I understand how that element of the novel could be…controversial…but it really helps to not only add an unexpected element to the novel, but to flesh things out in general. The sex worker element of the story adds conflict and tension that would otherwise not be there.
But the potential problems with this element of the story has prompted me to really plunge into the backup scifi novel concept I’ve been thinking about. In fact, all I have to do before I start writing the first draft of the novel is sit down and do some character studies.
It is very possible that I will begin the querying process for the main novel in a few months.
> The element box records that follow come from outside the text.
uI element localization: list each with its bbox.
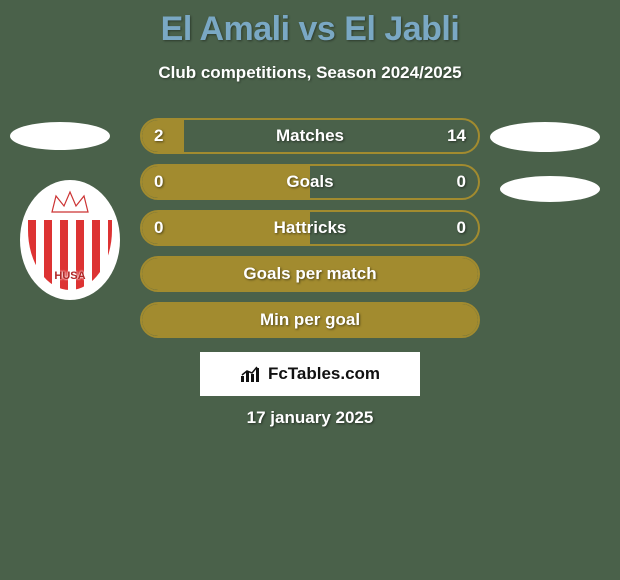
stat-row-goals-per-match: Goals per match <box>140 256 480 292</box>
chart-icon <box>240 365 262 383</box>
stat-label: Goals per match <box>142 264 478 284</box>
stat-right-value: 14 <box>447 126 466 146</box>
stat-row-matches: 2 Matches 14 <box>140 118 480 154</box>
watermark-text: FcTables.com <box>268 364 380 384</box>
comparison-chart: 2 Matches 14 0 Goals 0 0 Hattricks 0 Goa… <box>140 118 480 348</box>
club-badge-right-placeholder <box>500 176 600 202</box>
player-avatar-left-placeholder <box>10 122 110 150</box>
stat-row-hattricks: 0 Hattricks 0 <box>140 210 480 246</box>
crown-icon <box>50 190 90 214</box>
stat-row-min-per-goal: Min per goal <box>140 302 480 338</box>
stat-right-value: 0 <box>457 172 466 192</box>
stat-label: Matches <box>142 126 478 146</box>
stat-right-value: 0 <box>457 218 466 238</box>
subtitle: Club competitions, Season 2024/2025 <box>0 63 620 83</box>
stat-label: Goals <box>142 172 478 192</box>
stat-label: Min per goal <box>142 310 478 330</box>
club-badge-text: HUSA <box>20 270 120 282</box>
date-text: 17 january 2025 <box>0 408 620 428</box>
stat-row-goals: 0 Goals 0 <box>140 164 480 200</box>
club-badge-left: HUSA <box>20 180 120 300</box>
page-title: El Amali vs El Jabli <box>0 0 620 49</box>
watermark: FcTables.com <box>200 352 420 396</box>
stat-label: Hattricks <box>142 218 478 238</box>
player-avatar-right-placeholder <box>490 122 600 152</box>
I have to admit I’m at a loss as to what I’m going to do about that. And, of course, there’s a chance that just as I’m trying to query my first novel, all hell will break loose as The Fourth Turning / The Petite Singularity happen starting in late 2024, early 2025.
But who knows. I can’t predict the future. Anything might happen. And I have to accept that successfully querying my first novel will be like winning the creative lottery. And, yet, the whole point of writing a novel to begin with was to have something bigger than myself to think about.
It is becoming more and more clear to me that I could be nearly 60 years old before I become a published author — if that even ever happens. What’s more, it’s also clear that there is a pretty good chance that if the Petite Singularity doesn’t make all my hard work moot, that some sort of severe political crisis starting in late 2024, early 2025 might just do the trick.
My dream is that my “passion project” main novel is as accessible and popular as Stieg Larsson’s The Girl With The Dragon Tattoo.
And, yet, here I am determined to keep going with two different novels that I’m working on.
The key thing is that I manage my expectations. I’ve decided on an existential basis that I’m willing to use what little time I have left on this planet to at least TRY to become a published author, problems and obstacles be damned. I have a huge chip on my shoulder about my writing ability and I want to the validation of getting the approval of literary gatekeepers.
Having said all that, I am really working on my backup scifi novel. The main novel, the “passion project” has problems because its heroine is a part time stripper at club that she owns. I am WELL AWARE of how problematic this may be to younger people — especially women — but I really like how unique and unexpected this part of my heroine’s personality is and so, lulz, fuck it.
Meanwhile, the backup scifi novel is built from the ground up to be as marketable as possible. That’s the goal, at least.
In an ideal world, one of the two novels will sell and I could use the popularity of one novel to get the other novel published. But I have my doubts about if such a cross-pollination of success is possible, given that the two novels are of such different genres.
Anyway. I am pleased with what I’ve come up with and the goal is to wrap up a final third draft of the “passion project” novel no later that around July 22.